U.S. District Judge Colleen Kollar-Kotelly delivered a victory to Friends of Animals by ruling that the Bureau of Land Management does not have authority to issue wild horse roundup decisions that are in effect for 10 years. Sadly, she is still allowing the agency to move forward with harassing and removing some of Northern California’s beloved Twin Peak wild horses and burros from their families and home on the range.

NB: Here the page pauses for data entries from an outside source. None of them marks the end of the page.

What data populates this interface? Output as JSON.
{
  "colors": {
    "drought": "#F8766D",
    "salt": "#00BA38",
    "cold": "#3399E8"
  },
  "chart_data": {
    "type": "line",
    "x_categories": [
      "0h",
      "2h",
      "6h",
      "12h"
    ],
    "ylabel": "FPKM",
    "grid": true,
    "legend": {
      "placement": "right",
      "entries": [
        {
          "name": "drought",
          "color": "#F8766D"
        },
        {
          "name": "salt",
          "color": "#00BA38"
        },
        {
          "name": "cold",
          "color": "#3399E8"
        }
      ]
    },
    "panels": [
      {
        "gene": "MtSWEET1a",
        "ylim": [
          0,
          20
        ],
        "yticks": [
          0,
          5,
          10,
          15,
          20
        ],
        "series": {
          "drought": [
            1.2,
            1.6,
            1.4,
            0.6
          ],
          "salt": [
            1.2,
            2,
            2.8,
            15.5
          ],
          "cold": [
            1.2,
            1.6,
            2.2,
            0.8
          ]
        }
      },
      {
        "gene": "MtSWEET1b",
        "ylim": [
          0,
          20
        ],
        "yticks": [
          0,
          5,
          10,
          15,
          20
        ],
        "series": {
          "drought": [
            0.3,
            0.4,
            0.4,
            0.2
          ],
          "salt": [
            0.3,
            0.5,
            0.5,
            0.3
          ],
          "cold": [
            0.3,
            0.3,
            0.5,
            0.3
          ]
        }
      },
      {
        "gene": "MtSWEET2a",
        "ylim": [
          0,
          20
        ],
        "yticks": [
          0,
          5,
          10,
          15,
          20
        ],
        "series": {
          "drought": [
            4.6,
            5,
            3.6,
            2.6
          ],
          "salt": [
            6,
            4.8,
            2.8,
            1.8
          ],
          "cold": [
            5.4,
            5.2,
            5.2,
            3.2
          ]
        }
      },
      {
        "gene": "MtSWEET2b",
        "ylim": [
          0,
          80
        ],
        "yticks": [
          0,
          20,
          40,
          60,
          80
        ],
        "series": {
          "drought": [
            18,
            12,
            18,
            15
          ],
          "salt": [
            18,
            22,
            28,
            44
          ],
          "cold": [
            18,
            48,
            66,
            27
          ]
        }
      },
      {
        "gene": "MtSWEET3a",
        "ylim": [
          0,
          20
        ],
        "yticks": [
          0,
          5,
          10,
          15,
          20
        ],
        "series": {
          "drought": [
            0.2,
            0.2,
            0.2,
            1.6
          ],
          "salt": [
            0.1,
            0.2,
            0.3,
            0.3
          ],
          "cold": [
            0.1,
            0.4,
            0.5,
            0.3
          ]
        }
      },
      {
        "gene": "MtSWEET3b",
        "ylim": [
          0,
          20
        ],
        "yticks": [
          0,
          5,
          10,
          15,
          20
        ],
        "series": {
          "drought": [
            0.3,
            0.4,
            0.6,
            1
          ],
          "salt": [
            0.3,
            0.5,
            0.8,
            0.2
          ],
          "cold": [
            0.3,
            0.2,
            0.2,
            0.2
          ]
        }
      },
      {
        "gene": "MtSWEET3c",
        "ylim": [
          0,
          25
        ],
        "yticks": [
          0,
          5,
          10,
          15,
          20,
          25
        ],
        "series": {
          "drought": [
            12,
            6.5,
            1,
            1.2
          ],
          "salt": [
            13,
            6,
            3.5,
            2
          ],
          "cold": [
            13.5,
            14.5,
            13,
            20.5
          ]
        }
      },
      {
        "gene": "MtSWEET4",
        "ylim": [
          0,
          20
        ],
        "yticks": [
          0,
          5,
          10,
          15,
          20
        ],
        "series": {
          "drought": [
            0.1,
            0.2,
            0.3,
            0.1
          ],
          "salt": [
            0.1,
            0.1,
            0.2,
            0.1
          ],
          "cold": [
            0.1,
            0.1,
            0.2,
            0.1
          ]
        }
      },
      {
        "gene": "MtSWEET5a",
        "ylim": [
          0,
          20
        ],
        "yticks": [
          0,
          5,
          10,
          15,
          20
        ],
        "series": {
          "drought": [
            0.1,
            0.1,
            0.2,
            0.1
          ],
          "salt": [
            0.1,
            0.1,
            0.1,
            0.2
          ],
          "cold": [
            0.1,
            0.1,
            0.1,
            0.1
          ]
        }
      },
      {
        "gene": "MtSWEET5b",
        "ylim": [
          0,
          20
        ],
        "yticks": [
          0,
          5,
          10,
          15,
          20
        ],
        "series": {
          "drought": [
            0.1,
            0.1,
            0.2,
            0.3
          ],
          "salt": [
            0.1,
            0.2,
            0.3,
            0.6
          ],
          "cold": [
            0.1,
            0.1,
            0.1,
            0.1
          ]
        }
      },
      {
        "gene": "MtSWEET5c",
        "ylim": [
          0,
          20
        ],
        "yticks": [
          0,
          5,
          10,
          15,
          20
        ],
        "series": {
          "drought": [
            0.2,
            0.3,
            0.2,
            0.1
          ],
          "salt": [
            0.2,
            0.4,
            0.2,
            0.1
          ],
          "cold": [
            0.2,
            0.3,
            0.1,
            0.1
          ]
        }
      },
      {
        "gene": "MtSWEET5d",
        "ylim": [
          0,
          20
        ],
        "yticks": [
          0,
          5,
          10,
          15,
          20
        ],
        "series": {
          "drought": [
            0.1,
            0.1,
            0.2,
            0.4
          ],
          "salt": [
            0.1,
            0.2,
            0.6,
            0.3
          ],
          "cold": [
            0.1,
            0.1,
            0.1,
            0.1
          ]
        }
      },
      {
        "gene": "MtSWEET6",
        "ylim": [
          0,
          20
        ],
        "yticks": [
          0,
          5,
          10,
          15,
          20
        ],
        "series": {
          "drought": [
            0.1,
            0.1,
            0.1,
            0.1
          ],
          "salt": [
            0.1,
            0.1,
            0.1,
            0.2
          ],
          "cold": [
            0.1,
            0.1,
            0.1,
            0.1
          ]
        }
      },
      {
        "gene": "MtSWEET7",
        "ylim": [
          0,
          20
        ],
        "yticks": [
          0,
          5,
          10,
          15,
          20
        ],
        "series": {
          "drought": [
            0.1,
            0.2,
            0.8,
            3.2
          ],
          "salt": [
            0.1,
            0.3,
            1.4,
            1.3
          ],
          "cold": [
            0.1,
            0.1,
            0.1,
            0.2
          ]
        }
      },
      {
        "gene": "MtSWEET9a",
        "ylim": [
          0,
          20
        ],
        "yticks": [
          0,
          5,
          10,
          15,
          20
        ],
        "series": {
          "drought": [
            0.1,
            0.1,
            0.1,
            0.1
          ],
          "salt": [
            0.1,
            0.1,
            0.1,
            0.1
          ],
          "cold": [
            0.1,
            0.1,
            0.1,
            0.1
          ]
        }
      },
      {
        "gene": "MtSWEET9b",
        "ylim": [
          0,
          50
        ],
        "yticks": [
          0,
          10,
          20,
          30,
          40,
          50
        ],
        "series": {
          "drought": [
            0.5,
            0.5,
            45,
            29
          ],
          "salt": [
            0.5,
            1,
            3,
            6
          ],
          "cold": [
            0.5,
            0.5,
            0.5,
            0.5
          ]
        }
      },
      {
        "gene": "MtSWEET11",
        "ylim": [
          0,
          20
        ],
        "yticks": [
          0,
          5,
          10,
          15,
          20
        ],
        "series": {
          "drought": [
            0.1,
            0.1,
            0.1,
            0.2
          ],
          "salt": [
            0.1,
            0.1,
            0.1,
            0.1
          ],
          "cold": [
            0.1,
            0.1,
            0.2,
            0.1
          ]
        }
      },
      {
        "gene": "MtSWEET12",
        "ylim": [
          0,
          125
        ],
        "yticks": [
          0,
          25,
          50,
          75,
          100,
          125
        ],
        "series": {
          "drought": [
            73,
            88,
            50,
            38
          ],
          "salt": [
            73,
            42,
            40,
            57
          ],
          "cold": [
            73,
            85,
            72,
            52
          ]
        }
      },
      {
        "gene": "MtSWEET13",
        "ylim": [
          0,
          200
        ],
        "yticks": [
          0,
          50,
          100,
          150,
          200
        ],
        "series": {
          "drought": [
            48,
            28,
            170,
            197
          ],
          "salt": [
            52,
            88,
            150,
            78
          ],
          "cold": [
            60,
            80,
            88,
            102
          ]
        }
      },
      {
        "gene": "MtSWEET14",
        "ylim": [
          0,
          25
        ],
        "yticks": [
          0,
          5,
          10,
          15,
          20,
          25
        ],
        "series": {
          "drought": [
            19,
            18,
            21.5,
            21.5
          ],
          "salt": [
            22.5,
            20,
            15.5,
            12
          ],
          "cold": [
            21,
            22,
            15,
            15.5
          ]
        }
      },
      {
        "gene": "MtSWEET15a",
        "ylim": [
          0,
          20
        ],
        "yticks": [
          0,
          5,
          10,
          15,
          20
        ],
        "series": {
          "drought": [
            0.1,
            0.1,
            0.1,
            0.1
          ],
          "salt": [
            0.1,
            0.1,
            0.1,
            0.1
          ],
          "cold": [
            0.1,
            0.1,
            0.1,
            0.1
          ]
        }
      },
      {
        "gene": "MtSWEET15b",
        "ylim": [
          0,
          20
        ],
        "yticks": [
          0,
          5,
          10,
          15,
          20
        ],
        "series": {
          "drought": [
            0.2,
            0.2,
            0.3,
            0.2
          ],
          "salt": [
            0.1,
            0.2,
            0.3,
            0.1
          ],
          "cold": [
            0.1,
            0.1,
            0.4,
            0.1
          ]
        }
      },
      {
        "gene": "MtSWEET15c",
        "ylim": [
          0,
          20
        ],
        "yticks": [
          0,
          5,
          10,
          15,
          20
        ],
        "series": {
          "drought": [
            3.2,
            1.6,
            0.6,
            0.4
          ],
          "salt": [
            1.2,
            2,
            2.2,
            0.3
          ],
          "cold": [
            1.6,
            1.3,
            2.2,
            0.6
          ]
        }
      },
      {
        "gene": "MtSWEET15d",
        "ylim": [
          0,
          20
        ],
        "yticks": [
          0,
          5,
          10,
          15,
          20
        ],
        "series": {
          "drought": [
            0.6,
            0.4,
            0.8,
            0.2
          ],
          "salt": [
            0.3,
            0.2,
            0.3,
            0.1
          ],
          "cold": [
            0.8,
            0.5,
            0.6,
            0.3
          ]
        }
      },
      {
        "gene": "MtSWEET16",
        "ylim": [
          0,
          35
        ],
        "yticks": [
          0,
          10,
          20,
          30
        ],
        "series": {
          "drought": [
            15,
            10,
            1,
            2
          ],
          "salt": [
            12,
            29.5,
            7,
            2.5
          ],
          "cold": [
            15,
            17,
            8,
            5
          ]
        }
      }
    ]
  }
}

“It’s gratifying that the judge recognized these long-term plans are not lawful. It is huge victory. However, I am extremely disappointed that the judge did not stop the roundup and removal of the Twin Peaks wild horses and burros,” said Jennifer Best, direct of Friends of Animals Wildlife Law Program. “These plans allow BLM to torment and harm wild horses and burros with little transparency or accountability and should be halted. BLM could essentially wipe out wild horses from public lands to placate the interests of the meat industry.”
FoA filed a lawsuit in 2018 against the BLM for its decision to reduce the size and slow the growth of the Twin Peaks wild horse herd over 10 years. The plan calls for several detestable approaches, including rounding up by helicopter-drive trapping and bait-and-water trapping, as well as fertility control and castration to reduce the herd to the low end of its so-called appropriate management level (AML) of 448 wild horses on approximately 800,000 acres.
“It is critical to remember that Congress enacted the Wild Free-Roaming Horses and Burros Act of 1971 to protect wild horses, and BLM is failing miserably at that job,” Best said. “The agency continues to falsely claim wild horses are overpopulated because the agency uses arbitrary population targets despite the National Academy of Sciences determining that BLM’s AMLs are not based on science.”
BLM keeps trying to paint wild horses as an overabundant population that is damaging to our public lands, when the culprits are cattle and sheep. In the Twin Peaks grazing allotment, 1,060 cattle and 13,000 sheep are allowed to graze and fatten up before being slaughtered.
“Friends of Animals hopes the ruling will rein in BLM’s abuse and stop them from harassing Twin Peaks wild horses for the next 10 years,” Best said.